Caupers não tenciona sair pelo seu próprio pé, o que foi confirmado ao DN numa nota do seu gabinete. "O presidente do Tribunal Constitucional João Caupers, terminado o seu mandato, assegura as funções até à sua substituição, cumprindo o procedimento previsto na Lei e garantindo assim a estabilidade necessária ao funcionamento do Tribunal Constitucional." Na mesma nota, recorda-se o enquadramento legal: "Segundo o artº 21º da Lei do Tribunal Constitucional, "os juízes do Tribunal Constitucional são designados por um período de nove anos, contados da data da posse, e cessam funções com a posse do juiz designado para ocupar o respetivo lugar"". Além disso, "o processo de cooptação é da exclusiva responsabilidade dos juízes eleitos pela Assembleia da República".

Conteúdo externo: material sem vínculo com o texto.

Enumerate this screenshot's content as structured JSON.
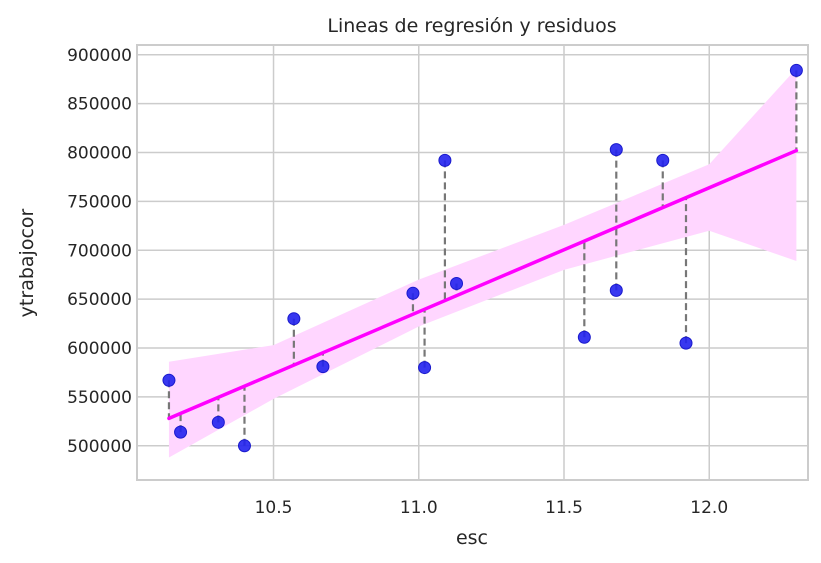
{
  "chart_data": {
    "type": "scatter",
    "title": "Lineas de regresión y residuos",
    "xlabel": "esc",
    "ylabel": "ytrabajocor",
    "xlim": [
      10.03,
      12.34
    ],
    "ylim": [
      465000,
      910000
    ],
    "xticks": [
      10.5,
      11.0,
      11.5,
      12.0
    ],
    "xtick_labels": [
      "10.5",
      "11.0",
      "11.5",
      "12.0"
    ],
    "yticks": [
      500000,
      550000,
      600000,
      650000,
      700000,
      750000,
      800000,
      850000,
      900000
    ],
    "ytick_labels": [
      "500000",
      "550000",
      "600000",
      "650000",
      "700000",
      "750000",
      "800000",
      "850000",
      "900000"
    ],
    "grid": true,
    "points": {
      "x": [
        10.14,
        10.18,
        10.31,
        10.4,
        10.57,
        10.67,
        10.98,
        11.02,
        11.09,
        11.13,
        11.57,
        11.68,
        11.68,
        11.84,
        11.92,
        12.3
      ],
      "y": [
        567000,
        514000,
        524000,
        500000,
        630000,
        581000,
        656000,
        580000,
        792000,
        666000,
        611000,
        803000,
        659000,
        792000,
        605000,
        884000
      ]
    },
    "regression": {
      "x": [
        10.14,
        12.3
      ],
      "y": [
        528000,
        802000
      ]
    },
    "confidence_band": {
      "x": [
        10.14,
        10.5,
        11.0,
        11.5,
        12.0,
        12.3
      ],
      "lower": [
        488000,
        548000,
        622000,
        680000,
        720000,
        689000
      ],
      "upper": [
        586000,
        603000,
        670000,
        726000,
        788000,
        886000
      ]
    },
    "colors": {
      "points": "#2222ee",
      "regression_line": "#ff00ff",
      "band": "#ffd6ff",
      "residual_lines": "#777777",
      "grid": "#cccccc",
      "axes_frame": "#cccccc"
    }
  }
}
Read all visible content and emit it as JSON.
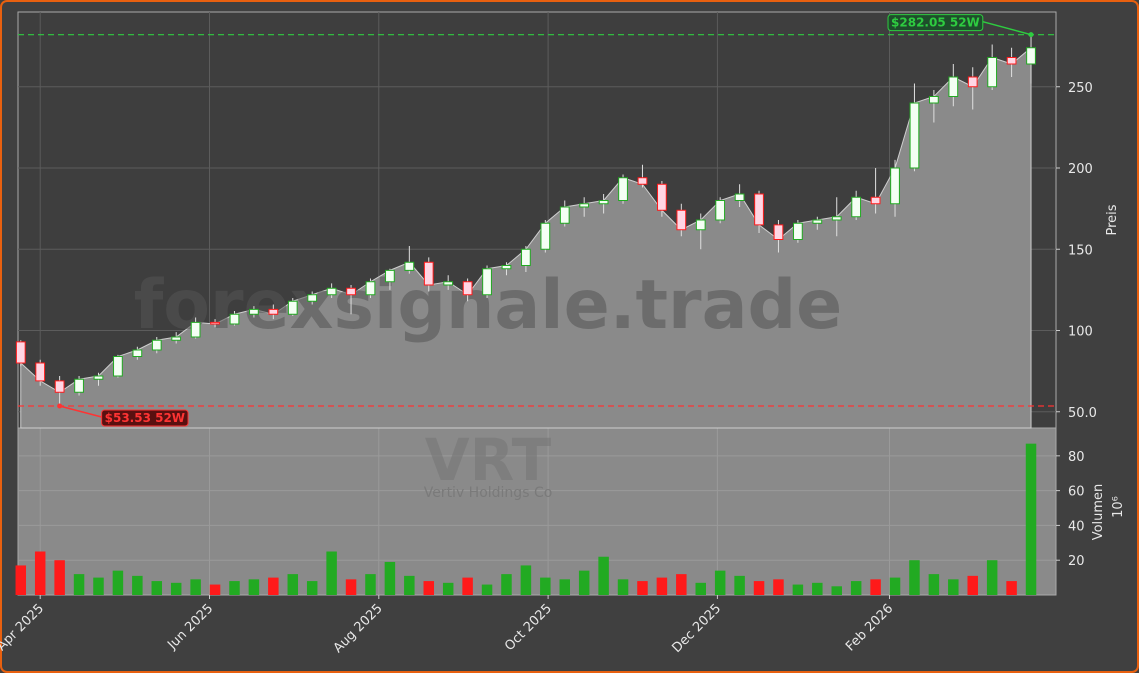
{
  "chart_data": {
    "type": "candlestick",
    "watermark": "forexsignale.trade",
    "ticker": "VRT",
    "company": "Vertiv Holdings Co",
    "ylabel": "Preis",
    "x": [
      -7,
      0,
      7,
      14,
      21,
      28,
      35,
      42,
      49,
      56,
      63,
      70,
      77,
      84,
      91,
      98,
      105,
      112,
      119,
      126,
      133,
      140,
      147,
      154,
      161,
      168,
      175,
      182,
      189,
      196,
      203,
      210,
      217,
      224,
      231,
      238,
      245,
      252,
      259,
      266,
      273,
      280,
      287,
      294,
      301,
      308,
      315,
      322,
      329,
      336,
      343,
      350,
      357
    ],
    "open": [
      93,
      80,
      69,
      62,
      70,
      72,
      84,
      88,
      94,
      96,
      105,
      104,
      110,
      113,
      110,
      118,
      122,
      126,
      122,
      130,
      137,
      142,
      128,
      130,
      122,
      138,
      140,
      150,
      166,
      176,
      178,
      180,
      194,
      190,
      174,
      162,
      168,
      180,
      184,
      165,
      156,
      166,
      168,
      170,
      182,
      178,
      200,
      240,
      244,
      256,
      250,
      268,
      264
    ],
    "high": [
      94,
      82,
      72,
      72,
      74,
      85,
      90,
      96,
      99,
      108,
      107,
      112,
      115,
      116,
      120,
      124,
      129,
      128,
      132,
      138,
      152,
      145,
      134,
      132,
      140,
      142,
      152,
      168,
      180,
      182,
      184,
      196,
      202,
      192,
      178,
      172,
      182,
      190,
      186,
      168,
      168,
      170,
      182,
      186,
      200,
      205,
      252,
      248,
      264,
      262,
      276,
      274,
      282.05
    ],
    "low": [
      78,
      66,
      53.53,
      60,
      66,
      71,
      82,
      86,
      92,
      95,
      102,
      103,
      108,
      107,
      109,
      116,
      120,
      110,
      120,
      125,
      135,
      124,
      125,
      118,
      120,
      134,
      136,
      148,
      164,
      170,
      172,
      178,
      188,
      170,
      158,
      150,
      166,
      176,
      160,
      148,
      154,
      162,
      158,
      168,
      172,
      170,
      198,
      228,
      238,
      236,
      248,
      256,
      252
    ],
    "close": [
      80,
      69,
      62,
      70,
      72,
      84,
      88,
      94,
      96,
      105,
      104,
      110,
      113,
      110,
      118,
      122,
      126,
      122,
      130,
      137,
      142,
      128,
      130,
      122,
      138,
      140,
      150,
      166,
      176,
      178,
      180,
      194,
      190,
      174,
      162,
      168,
      180,
      184,
      165,
      156,
      166,
      168,
      170,
      182,
      178,
      200,
      240,
      244,
      256,
      250,
      268,
      264,
      274
    ],
    "up_color": "#22aa22",
    "down_color": "#ff1a1a",
    "area_color": "#8a8a8a",
    "xlim": [
      -8,
      366
    ],
    "xticks": [
      {
        "value": 0,
        "label": "Apr 2025"
      },
      {
        "value": 61,
        "label": "Jun 2025"
      },
      {
        "value": 122,
        "label": "Aug 2025"
      },
      {
        "value": 183,
        "label": "Oct 2025"
      },
      {
        "value": 244,
        "label": "Dec 2025"
      },
      {
        "value": 306,
        "label": "Feb 2026"
      }
    ],
    "ylim": [
      40,
      296
    ],
    "yticks": [
      {
        "value": 50,
        "label": "50.0"
      },
      100,
      150,
      200,
      250
    ],
    "grid": true,
    "annotations": [
      {
        "text": "$282.05 52W",
        "value": 282.05,
        "x": 357,
        "color": "#2ecc40"
      },
      {
        "text": "$53.53 52W",
        "value": 53.53,
        "x": 7,
        "color": "#ff3333"
      }
    ],
    "volume": {
      "label": "Volumen",
      "unit": "10⁶",
      "values": [
        17,
        25,
        20,
        12,
        10,
        14,
        11,
        8,
        7,
        9,
        6,
        8,
        9,
        10,
        12,
        8,
        25,
        9,
        12,
        19,
        11,
        8,
        7,
        10,
        6,
        12,
        17,
        10,
        9,
        14,
        22,
        9,
        8,
        10,
        12,
        7,
        14,
        11,
        8,
        9,
        6,
        7,
        5,
        8,
        9,
        10,
        20,
        12,
        9,
        11,
        20,
        8,
        87
      ],
      "ylim": [
        0,
        96
      ],
      "yticks": [
        20,
        40,
        60,
        80
      ]
    }
  }
}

Estes, porém, não se mexem. A situação bloqueou em maio de 2022, quando os dez juízes eleitos pela AR não se entenderam entre si para eleger o professor universitário António Almeida Costa, autor de teorias ultraconservadoras em matérias como o aborto.

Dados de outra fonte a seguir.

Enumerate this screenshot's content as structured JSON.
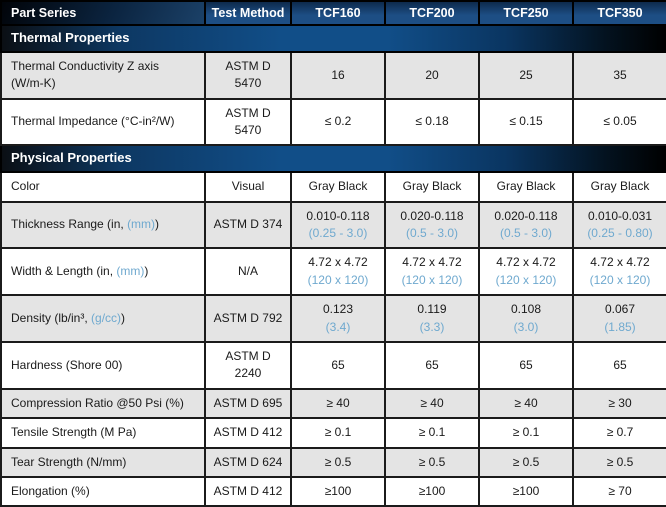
{
  "table": {
    "header": {
      "part_series": "Part Series",
      "test_method": "Test Method",
      "products": [
        "TCF160",
        "TCF200",
        "TCF250",
        "TCF350"
      ]
    },
    "sections": [
      {
        "title": "Thermal Properties",
        "rows": [
          {
            "label": {
              "prefix": "Thermal Conductivity Z axis\n(W/m-K)",
              "blue": "",
              "suffix": ""
            },
            "method": "ASTM D\n5470",
            "shaded": true,
            "cells": [
              {
                "main": "16",
                "sub": ""
              },
              {
                "main": "20",
                "sub": ""
              },
              {
                "main": "25",
                "sub": ""
              },
              {
                "main": "35",
                "sub": ""
              }
            ]
          },
          {
            "label": {
              "prefix": "Thermal Impedance (°C-in²/W)",
              "blue": "",
              "suffix": ""
            },
            "method": "ASTM D\n5470",
            "shaded": false,
            "cells": [
              {
                "main": "≤ 0.2",
                "sub": ""
              },
              {
                "main": "≤ 0.18",
                "sub": ""
              },
              {
                "main": "≤ 0.15",
                "sub": ""
              },
              {
                "main": "≤ 0.05",
                "sub": ""
              }
            ]
          }
        ]
      },
      {
        "title": "Physical Properties",
        "rows": [
          {
            "label": {
              "prefix": "Color",
              "blue": "",
              "suffix": ""
            },
            "method": "Visual",
            "shaded": false,
            "cells": [
              {
                "main": "Gray Black",
                "sub": ""
              },
              {
                "main": "Gray Black",
                "sub": ""
              },
              {
                "main": "Gray Black",
                "sub": ""
              },
              {
                "main": "Gray Black",
                "sub": ""
              }
            ]
          },
          {
            "label": {
              "prefix": "Thickness Range (in, ",
              "blue": "(mm)",
              "suffix": ")"
            },
            "method": "ASTM D 374",
            "shaded": true,
            "cells": [
              {
                "main": "0.010-0.118",
                "sub": "(0.25 - 3.0)"
              },
              {
                "main": "0.020-0.118",
                "sub": "(0.5 - 3.0)"
              },
              {
                "main": "0.020-0.118",
                "sub": "(0.5 - 3.0)"
              },
              {
                "main": "0.010-0.031",
                "sub": "(0.25 - 0.80)"
              }
            ]
          },
          {
            "label": {
              "prefix": "Width & Length (in, ",
              "blue": "(mm)",
              "suffix": ")"
            },
            "method": "N/A",
            "shaded": false,
            "cells": [
              {
                "main": "4.72 x 4.72",
                "sub": "(120 x 120)"
              },
              {
                "main": "4.72 x 4.72",
                "sub": "(120 x 120)"
              },
              {
                "main": "4.72 x 4.72",
                "sub": "(120 x 120)"
              },
              {
                "main": "4.72 x 4.72",
                "sub": "(120 x 120)"
              }
            ]
          },
          {
            "label": {
              "prefix": "Density (lb/in³, ",
              "blue": "(g/cc)",
              "suffix": ")"
            },
            "method": "ASTM D 792",
            "shaded": true,
            "cells": [
              {
                "main": "0.123",
                "sub": "(3.4)"
              },
              {
                "main": "0.119",
                "sub": "(3.3)"
              },
              {
                "main": "0.108",
                "sub": "(3.0)"
              },
              {
                "main": "0.067",
                "sub": "(1.85)"
              }
            ]
          },
          {
            "label": {
              "prefix": "Hardness (Shore 00)",
              "blue": "",
              "suffix": ""
            },
            "method": "ASTM D\n2240",
            "shaded": false,
            "cells": [
              {
                "main": "65",
                "sub": ""
              },
              {
                "main": "65",
                "sub": ""
              },
              {
                "main": "65",
                "sub": ""
              },
              {
                "main": "65",
                "sub": ""
              }
            ]
          },
          {
            "label": {
              "prefix": "Compression Ratio @50 Psi (%)",
              "blue": "",
              "suffix": ""
            },
            "method": "ASTM D 695",
            "shaded": true,
            "cells": [
              {
                "main": "≥ 40",
                "sub": ""
              },
              {
                "main": "≥ 40",
                "sub": ""
              },
              {
                "main": "≥ 40",
                "sub": ""
              },
              {
                "main": "≥ 30",
                "sub": ""
              }
            ]
          },
          {
            "label": {
              "prefix": "Tensile Strength (M Pa)",
              "blue": "",
              "suffix": ""
            },
            "method": "ASTM D 412",
            "shaded": false,
            "cells": [
              {
                "main": "≥ 0.1",
                "sub": ""
              },
              {
                "main": "≥ 0.1",
                "sub": ""
              },
              {
                "main": "≥ 0.1",
                "sub": ""
              },
              {
                "main": "≥ 0.7",
                "sub": ""
              }
            ]
          },
          {
            "label": {
              "prefix": "Tear Strength (N/mm)",
              "blue": "",
              "suffix": ""
            },
            "method": "ASTM D 624",
            "shaded": true,
            "cells": [
              {
                "main": "≥ 0.5",
                "sub": ""
              },
              {
                "main": "≥ 0.5",
                "sub": ""
              },
              {
                "main": "≥ 0.5",
                "sub": ""
              },
              {
                "main": "≥ 0.5",
                "sub": ""
              }
            ]
          },
          {
            "label": {
              "prefix": "Elongation (%)",
              "blue": "",
              "suffix": ""
            },
            "method": "ASTM D 412",
            "shaded": false,
            "cells": [
              {
                "main": "≥100",
                "sub": ""
              },
              {
                "main": "≥100",
                "sub": ""
              },
              {
                "main": "≥100",
                "sub": ""
              },
              {
                "main": "≥ 70",
                "sub": ""
              }
            ]
          }
        ]
      }
    ],
    "colors": {
      "header_blue": "#1d4e84",
      "section_gradient_blue": "#114e88",
      "accent_text_blue": "#6FA9CF",
      "shaded_row": "#e4e4e4",
      "border": "#1b1b1b"
    }
  }
}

Almeida Costa iria substituir o vice-presidente Pedro Machete mas não conseguiu ser eleito. Machete ficou. Agora compete ao juiz "mais idoso" do TC (dos eleitos pela AR) desencadear internamente o processo de substituição dos três juízes cooptados com mandato expirado. Esse juiz é José João Abrantes (58 anos), que chegou ao tribunal eleito pelo Parlamento, por indicação do PS, em julho de 2020.

Mudanças na revisão

O processo de revisão constitucional em curso discutirá propostas que alteram o funcionamento do Tribunal Constitucional (TC). Eis algumas dessas propostas.

Direitos dos deputados
O artigo 281 da Constituição da República prevê que um décimo dos deputados à Assembleia da República (ou seja: no mínimo 33) possam suscitar ao TC que verifique a constitucionalidade ou ilegalidade de lei, tendo as suas decisões "força obrigatória geral". Foi aliás por causa do uso deste mecanismo que o TC chumbou por unanimidade a lei dos metadados. Agora a Iniciativa Liberal quer que esse direito seja alargado a um grupo parlamentar (e o da IL só tem oito deputados).

Juízes eleitos
O Tribunal Constitucional é composto por 13 juízes: dez eleitos pela Assembleia da República, os quais, por sua vez, elegem os restantes três (por isso chamados juízes cooptados). Isso está previsto em mais do que um artigo, nomeadamente o 163, que determina as competências do Parlamento face a outros órgãos. O Chega propõe que o número de eleitos pelo Parlamento diminua de dez para oito, aumentando de três para cinco os juízes cooptados.

Presidente da AR
A proposta de revisão constitucional apresentada pelo Chega reflete o conflito que o grupo parlamentar do partido tem mantido ao longo da legislatura com o presidente da Assembleia da República. O socialista Augusto Silva Silva já recusou agendar diplomas do Chega argumentando com a sua inconstitucionalidade. Agora o Chega propõe um novo direito para os grupos parlamentares: "Recorrer ao Tribunal Constitucional caso considerem que os seus direitos constitucionalmente previstos estão a ser violados pelo Presidente da Assembleia da República." A proposta vai ser chumbada.

Leis regionais
Iniciativa Liberal e PSD defendem que nos poderes do Presidente da República relacionados com o Tribunal Constitucional deve ser acrescentado mais um: o de suscitar a fiscalização preventiva da constitucionalidade de leis originárias dos parlamentos regionais (Madeira e Açores).

joao.p.henriques@dn.pt

Nota: Notícia retificada às 17h05 de 21 de março. Foi eliminado o parágrafo onde se contou que o penalista Costa Andrade renunciou unilateralmente ao mandato de juiz, em fevereiro de 2021, completos que estavam os seus quatro anos e meio de mandato como presidente do TC. De facto, Costa Andrade só deixou o TC quando foi substituído.